Leverbot infecties worden de laatste jaren steeds vaker bij paarden gevonden. Net als bij andere wormen worden dieren geïnfecteerd tijdens het grazen. De leverbot heeft een gecompliceerde indirecte levenscyclus. Een zoetwaterslakje is noodzakelijk als tussengastheer. Omdat deze slakjes alleen onder vochtige omstandigheden overleven zien we dat leverbot infecties beperkt blijven tot paarden die hebben gegraasd op natte en vochtige weides en dan vooral die weides waar het voorgaande jaar schapen of runderen hebben gelopen. Op hoge zandgronden of weides die goed zijn afgewaterd komt leverbot van nature niet voor. Daarentegen ligt een leverbotinfectie altijd op de loer in bijvoorbeeld de westelijke weidegebieden. Ook één natte hoek of slootkant met water kunnen een bron voor leverbot infecties zijn.

Levenscyclus:

De volwassen leverbot leeft in de galgangen van de lever en produceert kenmerkende eitjes die met de mest worden uitgescheiden. Afhankelijk van de omgevingstemperatuur en de aanwezigheid van water, ontwikkelt zich binnen 3 weken een larfje die in het water rond zwemt en actief op zoek gaat naar de tussengastheer, een zoetwaterslakje. Het larfje dringt de slak binnen en gaat zich in het slakje vermenigvuldigen en ontwikkelt zich verder tot een volgend stadium, de zogenaamde cercarie. Deze cercarien kruipen uit de slak en zijn dan besmettelijk voor het paard, we noemen ze dan metacercariën. De metacercariën kunnen verschillende maanden infectieus blijven.
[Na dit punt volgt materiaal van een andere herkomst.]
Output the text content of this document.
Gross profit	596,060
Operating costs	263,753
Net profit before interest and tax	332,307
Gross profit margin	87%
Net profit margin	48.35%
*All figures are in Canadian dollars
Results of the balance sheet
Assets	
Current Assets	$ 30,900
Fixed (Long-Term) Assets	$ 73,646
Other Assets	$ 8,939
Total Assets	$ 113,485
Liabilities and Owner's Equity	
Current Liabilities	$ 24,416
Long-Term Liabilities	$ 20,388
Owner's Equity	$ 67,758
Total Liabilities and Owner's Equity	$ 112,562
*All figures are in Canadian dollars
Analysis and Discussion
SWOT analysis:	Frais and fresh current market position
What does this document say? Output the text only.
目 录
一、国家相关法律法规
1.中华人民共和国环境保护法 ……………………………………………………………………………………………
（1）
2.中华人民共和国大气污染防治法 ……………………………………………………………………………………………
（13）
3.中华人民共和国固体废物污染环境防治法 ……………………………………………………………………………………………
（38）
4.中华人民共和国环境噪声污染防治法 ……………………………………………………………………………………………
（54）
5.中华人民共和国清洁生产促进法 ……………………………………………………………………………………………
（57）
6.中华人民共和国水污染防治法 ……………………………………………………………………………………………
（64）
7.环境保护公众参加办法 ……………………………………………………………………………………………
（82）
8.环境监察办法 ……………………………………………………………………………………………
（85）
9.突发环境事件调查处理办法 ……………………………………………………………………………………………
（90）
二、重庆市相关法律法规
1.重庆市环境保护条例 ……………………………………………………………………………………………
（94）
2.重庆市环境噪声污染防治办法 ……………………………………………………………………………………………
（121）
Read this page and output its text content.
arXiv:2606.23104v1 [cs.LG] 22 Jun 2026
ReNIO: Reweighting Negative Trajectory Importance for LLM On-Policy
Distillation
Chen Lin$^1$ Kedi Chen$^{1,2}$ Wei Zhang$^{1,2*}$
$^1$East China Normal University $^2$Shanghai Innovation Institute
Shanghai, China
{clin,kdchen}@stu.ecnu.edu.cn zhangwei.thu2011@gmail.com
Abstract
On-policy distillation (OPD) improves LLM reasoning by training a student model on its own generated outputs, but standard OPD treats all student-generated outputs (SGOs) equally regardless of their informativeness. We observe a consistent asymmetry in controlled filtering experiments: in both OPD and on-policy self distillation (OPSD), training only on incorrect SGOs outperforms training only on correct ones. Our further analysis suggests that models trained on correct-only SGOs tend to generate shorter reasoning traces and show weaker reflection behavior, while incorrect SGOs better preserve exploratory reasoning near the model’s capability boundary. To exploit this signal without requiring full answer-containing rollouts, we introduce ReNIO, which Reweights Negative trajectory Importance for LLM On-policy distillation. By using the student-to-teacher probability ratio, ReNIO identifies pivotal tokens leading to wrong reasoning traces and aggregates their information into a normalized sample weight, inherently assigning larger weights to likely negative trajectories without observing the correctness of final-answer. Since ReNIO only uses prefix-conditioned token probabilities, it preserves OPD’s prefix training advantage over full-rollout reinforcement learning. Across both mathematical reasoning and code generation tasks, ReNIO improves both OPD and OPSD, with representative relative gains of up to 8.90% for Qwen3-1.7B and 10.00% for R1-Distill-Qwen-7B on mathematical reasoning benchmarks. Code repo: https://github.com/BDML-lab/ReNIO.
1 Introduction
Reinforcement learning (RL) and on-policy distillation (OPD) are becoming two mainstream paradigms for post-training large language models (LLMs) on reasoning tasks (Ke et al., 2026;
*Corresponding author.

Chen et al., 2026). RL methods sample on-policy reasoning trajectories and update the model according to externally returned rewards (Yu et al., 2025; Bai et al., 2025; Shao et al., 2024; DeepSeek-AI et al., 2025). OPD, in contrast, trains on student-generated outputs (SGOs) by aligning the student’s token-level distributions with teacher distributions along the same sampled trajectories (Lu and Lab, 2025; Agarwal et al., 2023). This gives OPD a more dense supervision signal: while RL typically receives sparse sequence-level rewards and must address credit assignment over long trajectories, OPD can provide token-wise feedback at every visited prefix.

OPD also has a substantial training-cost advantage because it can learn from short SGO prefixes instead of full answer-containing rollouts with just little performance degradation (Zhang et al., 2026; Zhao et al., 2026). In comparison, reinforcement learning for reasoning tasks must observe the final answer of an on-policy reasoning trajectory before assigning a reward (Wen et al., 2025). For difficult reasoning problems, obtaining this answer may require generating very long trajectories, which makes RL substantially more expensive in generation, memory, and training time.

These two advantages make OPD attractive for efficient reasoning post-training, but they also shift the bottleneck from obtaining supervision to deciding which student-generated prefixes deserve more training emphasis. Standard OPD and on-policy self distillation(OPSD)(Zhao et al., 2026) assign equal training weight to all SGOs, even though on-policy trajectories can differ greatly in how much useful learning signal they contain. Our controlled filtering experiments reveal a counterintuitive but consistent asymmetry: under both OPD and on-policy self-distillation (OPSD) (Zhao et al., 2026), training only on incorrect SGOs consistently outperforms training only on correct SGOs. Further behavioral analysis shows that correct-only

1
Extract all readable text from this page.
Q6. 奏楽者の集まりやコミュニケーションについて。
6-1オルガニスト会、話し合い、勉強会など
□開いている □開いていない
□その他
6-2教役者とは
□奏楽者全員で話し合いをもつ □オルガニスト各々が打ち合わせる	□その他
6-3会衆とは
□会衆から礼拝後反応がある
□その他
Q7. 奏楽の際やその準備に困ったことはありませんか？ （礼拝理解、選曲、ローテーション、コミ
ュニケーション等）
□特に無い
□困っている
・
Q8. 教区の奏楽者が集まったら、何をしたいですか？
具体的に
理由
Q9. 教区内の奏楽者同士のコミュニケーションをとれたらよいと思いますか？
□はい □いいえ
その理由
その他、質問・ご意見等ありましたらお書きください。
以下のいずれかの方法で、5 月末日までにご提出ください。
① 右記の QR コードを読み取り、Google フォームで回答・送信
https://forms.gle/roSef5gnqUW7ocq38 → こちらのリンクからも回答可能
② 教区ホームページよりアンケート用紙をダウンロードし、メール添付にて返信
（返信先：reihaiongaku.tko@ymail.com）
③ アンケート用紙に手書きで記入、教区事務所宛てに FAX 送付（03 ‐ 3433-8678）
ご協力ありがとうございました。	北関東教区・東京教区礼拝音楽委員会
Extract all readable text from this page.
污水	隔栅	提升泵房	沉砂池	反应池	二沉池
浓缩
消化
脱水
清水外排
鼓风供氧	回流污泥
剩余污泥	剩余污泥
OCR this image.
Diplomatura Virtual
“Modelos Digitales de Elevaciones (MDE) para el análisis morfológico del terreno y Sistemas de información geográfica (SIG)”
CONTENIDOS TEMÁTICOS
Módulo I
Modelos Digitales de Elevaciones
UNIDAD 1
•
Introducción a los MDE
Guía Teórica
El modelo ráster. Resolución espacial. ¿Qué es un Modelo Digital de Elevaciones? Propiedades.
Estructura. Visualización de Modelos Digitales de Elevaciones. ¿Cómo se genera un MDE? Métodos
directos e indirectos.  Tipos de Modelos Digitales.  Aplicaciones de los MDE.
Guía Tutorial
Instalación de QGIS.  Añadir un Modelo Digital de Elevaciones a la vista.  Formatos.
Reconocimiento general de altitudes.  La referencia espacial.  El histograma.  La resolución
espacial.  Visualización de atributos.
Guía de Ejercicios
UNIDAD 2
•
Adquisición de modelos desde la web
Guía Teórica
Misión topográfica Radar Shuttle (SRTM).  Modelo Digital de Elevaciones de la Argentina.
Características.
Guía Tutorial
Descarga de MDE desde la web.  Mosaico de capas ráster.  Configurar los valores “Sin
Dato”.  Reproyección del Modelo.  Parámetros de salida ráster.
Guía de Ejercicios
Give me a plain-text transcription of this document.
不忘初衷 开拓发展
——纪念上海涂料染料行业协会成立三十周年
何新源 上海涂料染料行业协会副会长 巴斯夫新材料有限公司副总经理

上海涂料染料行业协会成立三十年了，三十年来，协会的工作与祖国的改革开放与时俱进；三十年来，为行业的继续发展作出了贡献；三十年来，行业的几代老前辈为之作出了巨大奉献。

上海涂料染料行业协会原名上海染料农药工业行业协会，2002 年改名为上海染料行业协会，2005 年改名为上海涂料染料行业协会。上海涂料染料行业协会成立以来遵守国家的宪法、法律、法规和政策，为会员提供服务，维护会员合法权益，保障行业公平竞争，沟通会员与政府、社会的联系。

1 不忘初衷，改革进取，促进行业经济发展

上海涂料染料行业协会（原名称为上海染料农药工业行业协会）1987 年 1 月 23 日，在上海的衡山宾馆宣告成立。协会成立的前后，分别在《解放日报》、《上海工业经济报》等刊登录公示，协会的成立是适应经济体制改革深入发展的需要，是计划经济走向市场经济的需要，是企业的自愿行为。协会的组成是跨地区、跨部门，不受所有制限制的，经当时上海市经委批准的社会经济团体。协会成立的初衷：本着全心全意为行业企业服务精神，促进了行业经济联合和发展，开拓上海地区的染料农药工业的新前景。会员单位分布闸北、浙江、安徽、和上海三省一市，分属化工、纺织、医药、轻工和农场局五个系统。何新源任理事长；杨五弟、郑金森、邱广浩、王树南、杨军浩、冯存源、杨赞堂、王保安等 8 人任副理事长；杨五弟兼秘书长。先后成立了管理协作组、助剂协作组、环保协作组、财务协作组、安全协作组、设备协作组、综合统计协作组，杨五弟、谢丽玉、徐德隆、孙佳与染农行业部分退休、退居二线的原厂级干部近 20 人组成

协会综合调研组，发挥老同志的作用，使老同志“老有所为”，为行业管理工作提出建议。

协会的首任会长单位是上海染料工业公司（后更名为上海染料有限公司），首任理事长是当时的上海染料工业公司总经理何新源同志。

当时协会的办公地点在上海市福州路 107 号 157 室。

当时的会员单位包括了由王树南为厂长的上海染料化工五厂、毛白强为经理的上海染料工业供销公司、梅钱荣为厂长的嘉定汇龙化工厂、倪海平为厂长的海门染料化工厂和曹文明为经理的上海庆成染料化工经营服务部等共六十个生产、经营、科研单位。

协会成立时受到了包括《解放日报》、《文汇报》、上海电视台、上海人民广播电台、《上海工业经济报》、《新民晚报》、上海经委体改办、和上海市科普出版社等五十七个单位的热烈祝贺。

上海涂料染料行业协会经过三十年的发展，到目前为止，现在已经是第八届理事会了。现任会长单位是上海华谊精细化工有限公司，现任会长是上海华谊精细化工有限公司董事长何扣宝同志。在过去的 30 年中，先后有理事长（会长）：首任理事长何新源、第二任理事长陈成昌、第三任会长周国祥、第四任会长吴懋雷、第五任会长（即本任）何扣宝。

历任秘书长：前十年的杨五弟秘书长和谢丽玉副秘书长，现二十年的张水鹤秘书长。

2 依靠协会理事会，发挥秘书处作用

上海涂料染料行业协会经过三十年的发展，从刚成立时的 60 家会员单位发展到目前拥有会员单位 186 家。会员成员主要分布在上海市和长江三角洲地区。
Na opname doorboren de jonge larfjes de darmwand en kruipen naar de lever waar ze dan enkele weken rondkruipen voordat ze in de galgangen belanden. De volledige cyclus duurt minimaal 4 tot 6 maanden. Veel paarden hebben van nature weerstand tegen leverbotten, hoewel de paarden zich wel infecteren, zijn ze goed in staat de parasieten te immobiliseren en vervolgens uit te scheiden.

 

Symptomen:

Door de van nature hoge weerstand zijn er vaak geen duidelijke klinische verschijnselen. De symptomen zijn veelal aspecifiek. Vermagering, verminderde eetlust, doffe vacht, bloedarmoede en diarree. Jonge paarden zijn vaker geïnfecteerd als volwassen dieren. Het blijkt dat leverbot infecties vaak worden aangetroffen bij paarden die veel andere maagdarmwormen bij zich dragen.

 

Diagnose:

In Nederland wordt steeds vaker leverbot bij paarden geconstateerd. De diagnose is niet eenvoudig omdat leverbotten  in paarden maar weinig eitjes produceren. De gewone test op maagdarmwormen is niet gevoelig genoeg en infecties worden dan ook vaak gemist. Leverbot onderzoek is vooral van belang als paarden op natte en vochtige weides hebben gelopen waar de voorgaande jaren schapen of runderen hebben gelopen. Deze voorgeschiedenis in combinatie met het bloedonderzoek op leverenzymen, een mestonderzoek en het klinische beeld van het paard zal tot een waarschijnlijkheidsdiagnose leiden. Onderzoek op leverbot wordt opgestuurd naar het laboratorium.

 

Behandeling:

In Nederland zijn geen middelen geregistreerd voor paarden om leverbot te bestrijden. Er zijn echter goede ervaringen opgedaan met Triclabendazole. Dit in dezelfde dosering als bij runderen.